No one had ever called her strong before. In fact, she'd been berated for being such a mouse. Perhaps strength wasn't so much her virtue as survival. And she had survived, hadn't she? Because of the kindness of these exceptional women.

A sudden rush of gratitude filled Mena until her throat swelled with emotion. “I—I don't know how I'll ever be able to thank you both for what you've done. Not just the rescue, but the clothes, the new life, securing me employment. I only hope I don't let you down, that I can remember all we've concocted here and do it justice.”

Millie tossed her curls, eyes snapping with sparks. “I wish you didn't have to use it. That we needn't send you far away. But your husband and his parents are on a rampage to find you. Lord, they're
such
—”

Farah put a staying hand on her friend's arm. “You're going to do just fine,” she encouraged.

“I still say you can stay with us,” Millie offered. “Christopher shot a member of your family to save my life. Our home in Belgravia would be the last place in London anyone would look for you.”

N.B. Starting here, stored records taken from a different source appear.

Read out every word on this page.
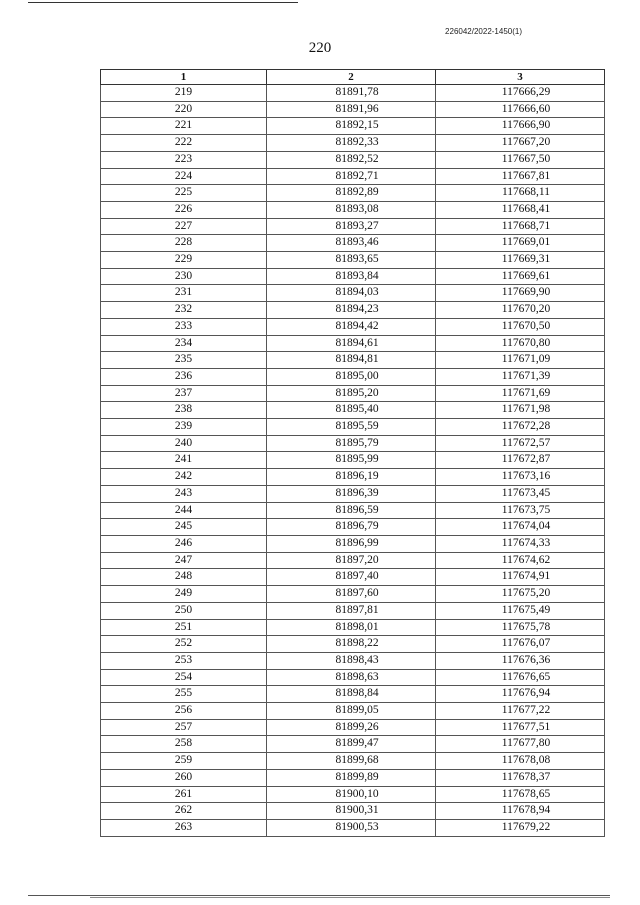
226042/2022-1450(1)
220
1	2	3
219	81891,78	117666,29
220	81891,96	117666,60
221	81892,15	117666,90
222	81892,33	117667,20
223	81892,52	117667,50
224	81892,71	117667,81
225	81892,89	117668,11
226	81893,08	117668,41
227	81893,27	117668,71
228	81893,46	117669,01
229	81893,65	117669,31
230	81893,84	117669,61
231	81894,03	117669,90
232	81894,23	117670,20
233	81894,42	117670,50
234	81894,61	117670,80
235	81894,81	117671,09
236	81895,00	117671,39
237	81895,20	117671,69
238	81895,40	117671,98
239	81895,59	117672,28
240	81895,79	117672,57
241	81895,99	117672,87
242	81896,19	117673,16
243	81896,39	117673,45
244	81896,59	117673,75
245	81896,79	117674,04
246	81896,99	117674,33
247	81897,20	117674,62
248	81897,40	117674,91
249	81897,60	117675,20
250	81897,81	117675,49
251	81898,01	117675,78
252	81898,22	117676,07
253	81898,43	117676,36
254	81898,63	117676,65
255	81898,84	117676,94
256	81899,05	117677,22
257	81899,26	117677,51
258	81899,47	117677,80
259	81899,68	117678,08
260	81899,89	117678,37
261	81900,10	117678,65
262	81900,31	117678,94
263	81900,53	117679,22
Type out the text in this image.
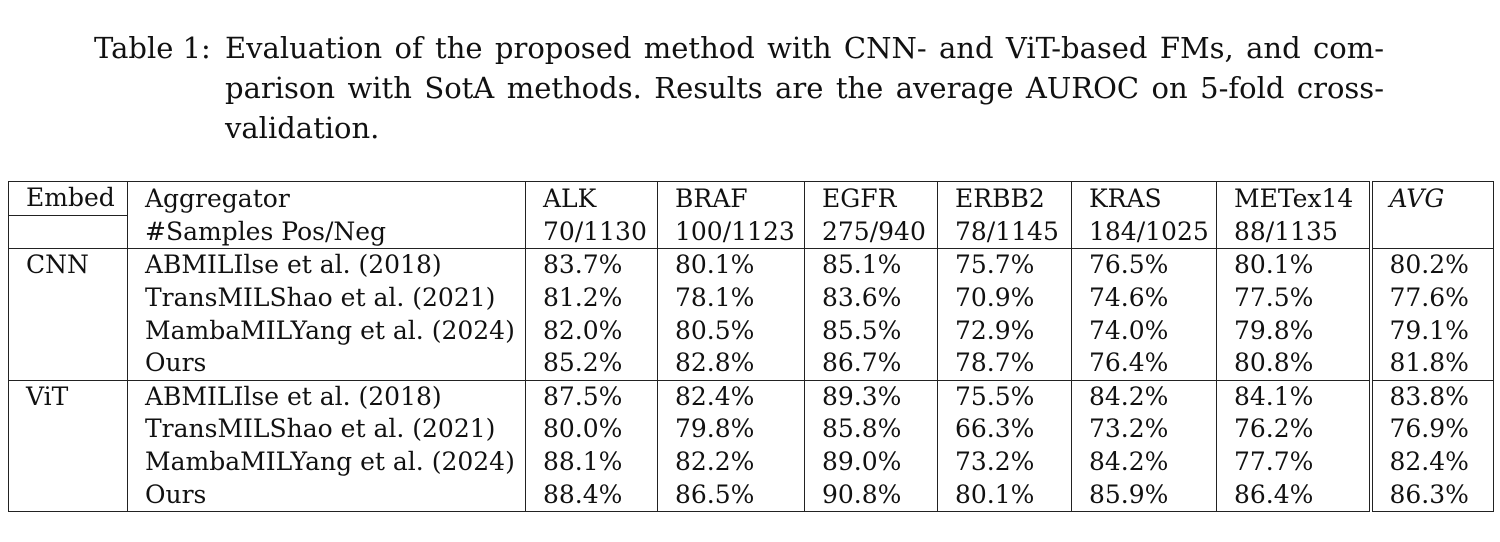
Table 1: Evaluation of the proposed method with CNN- and ViT-based FMs, and comparison with SotA methods. Results are the average AUROC on 5-fold crossvalidation.
Embed	Aggregator	ALK	BRAF	EGFR	ERBB2	KRAS	METex14	AVG
	#Samples Pos/Neg	70/1130	100/1123	275/940	78/1145	184/1025	88/1135	
CNN	ABMILIlse et al. (2018)	83.7%	80.1%	85.1%	75.7%	76.5%	80.1%	80.2%
	TransMILShao et al. (2021)	81.2%	78.1%	83.6%	70.9%	74.6%	77.5%	77.6%
	MambaMILYang et al. (2024)	82.0%	80.5%	85.5%	72.9%	74.0%	79.8%	79.1%
	Ours	85.2%	82.8%	86.7%	78.7%	76.4%	80.8%	81.8%
ViT	ABMILIlse et al. (2018)	87.5%	82.4%	89.3%	75.5%	84.2%	84.1%	83.8%
	TransMILShao et al. (2021)	80.0%	79.8%	85.8%	66.3%	73.2%	76.2%	76.9%
	MambaMILYang et al. (2024)	88.1%	82.2%	89.0%	73.2%	84.2%	77.7%	82.4%
	Ours	88.4%	86.5%	90.8%	80.1%	85.9%	86.4%	86.3%
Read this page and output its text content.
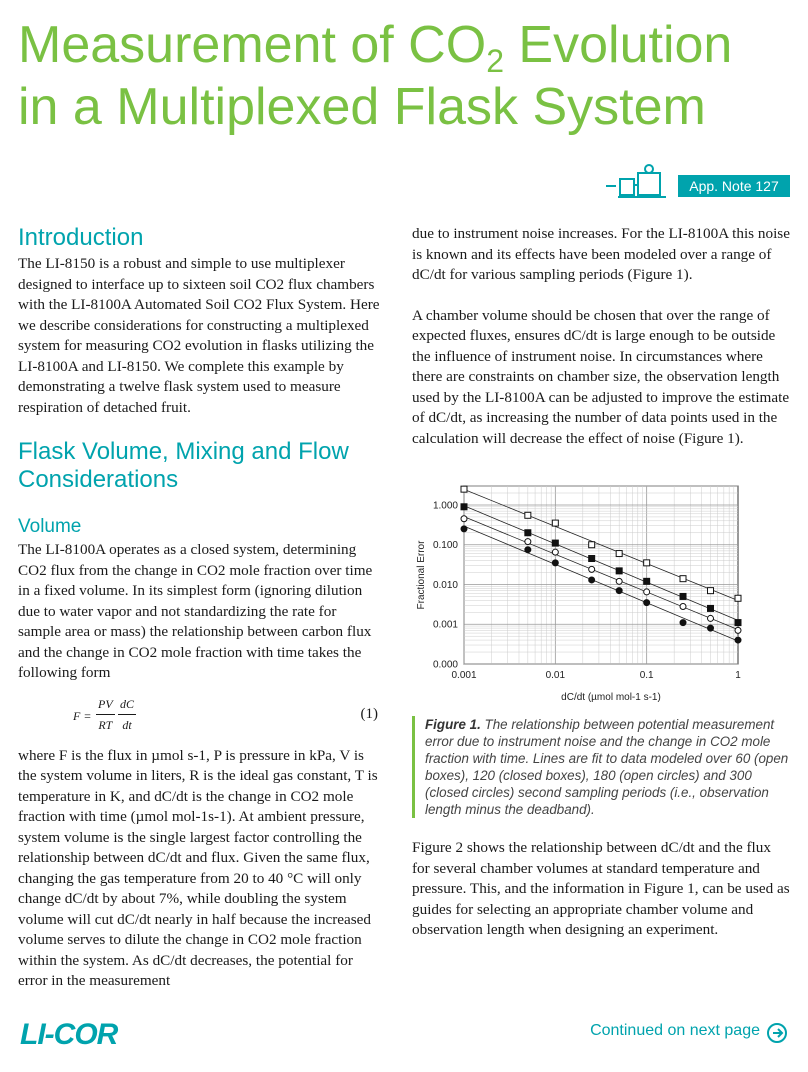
Measurement of $CO_2$ Evolution
in a Multiplexed Flask System
App. Note 127
Introduction

The LI-8150 is a robust and simple to use multiplexer designed to interface up to sixteen soil CO2 flux chambers with the LI-8100A Automated Soil CO2 Flux System. Here we describe considerations for constructing a multiplexed system for measuring CO2 evolution in flasks utilizing the LI-8100A and LI-8150. We complete this example by demonstrating a twelve flask system used to measure respiration of detached fruit.

Flask Volume, Mixing and Flow Considerations
Volume

The LI-8100A operates as a closed system, determining CO2 flux from the change in CO2 mole fraction over time in a fixed volume. In its simplest form (ignoring dilution due to water vapor and not standardizing the rate for sample area or mass) the relationship between carbon flux and the change in CO2 mole fraction with time takes the following form

$F = \frac{PV}{RT} \frac{dC}{dt}$	(1)

where F is the flux in µmol s-1, P is pressure in kPa, V is the system volume in liters, R is the ideal gas constant, T is temperature in K, and dC/dt is the change in CO2 mole fraction with time (µmol mol-1s-1). At ambient pressure, system volume is the single largest factor controlling the relationship between dC/dt and flux. Given the same flux, changing the gas temperature from 20 to 40 °C will only change dC/dt by about 7%, while doubling the system volume will cut dC/dt nearly in half because the increased volume serves to dilute the change in CO2 mole fraction within the system. As dC/dt decreases, the potential for error in the measurement

due to instrument noise increases. For the LI-8100A this noise is known and its effects have been modeled over a range of dC/dt for various sampling periods (Figure 1).

A chamber volume should be chosen that over the range of expected fluxes, ensures dC/dt is large enough to be outside the influence of instrument noise. In circumstances where there are constraints on chamber size, the observation length used by the LI-8100A can be adjusted to improve the estimate of dC/dt, as increasing the number of data points used in the calculation will decrease the effect of noise (Figure 1).

0.001	0.01	0.1	1
0.000
0.001
0.010
0.100
1.000
dC/dt (µmol mol-1 s-1)
Fractional Error
Figure 1. The relationship between potential measurement error due to instrument noise and the change in CO2 mole fraction with time. Lines are fit to data modeled over 60 (open boxes), 120 (closed boxes), 180 (open circles) and 300 (closed circles) second sampling periods (i.e., observation length minus the deadband).

Figure 2 shows the relationship between dC/dt and the flux for several chamber volumes at standard temperature and pressure. This, and the information in Figure 1, can be used as guides for selecting an appropriate chamber volume and observation length when designing an experiment.

LI-COR	Continued on next page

Mena's eyes stung again at the unlimited generosity of these women. “You can't know how much your offer means to me, but the police do know that I confessed my family's crimes to save yours. Chief Inspector Morley knows that we are close, I feel that I would be putting your fiancé's new career in danger.”

Millie's frown conveyed her frustration, but she didn't argue the point. Christopher Argent had once been the highest-paid assassin in the empire. Now, because of his love for Millie, he was trying a career in law enforcement on for size. Considering what had happened with Mr. Burns, Mena wondered if the big man was suited to the job.

“We all agree that getting you out of London will be safer for you should your husband or agents of the crown come looking for you here,” Farah reminded them gently. “And arrangements have been solidified in Scotland. Lord Ravencroft has already said he would meet your train tomorrow afternoon.”

The bottom dropped out of Mena's chest, sending her heart plummeting into her stomach. She still wasn't certain how she'd gone from being a viscountess, to a prisoner at Belle Glen, and then a phony spinster governess in such a short time.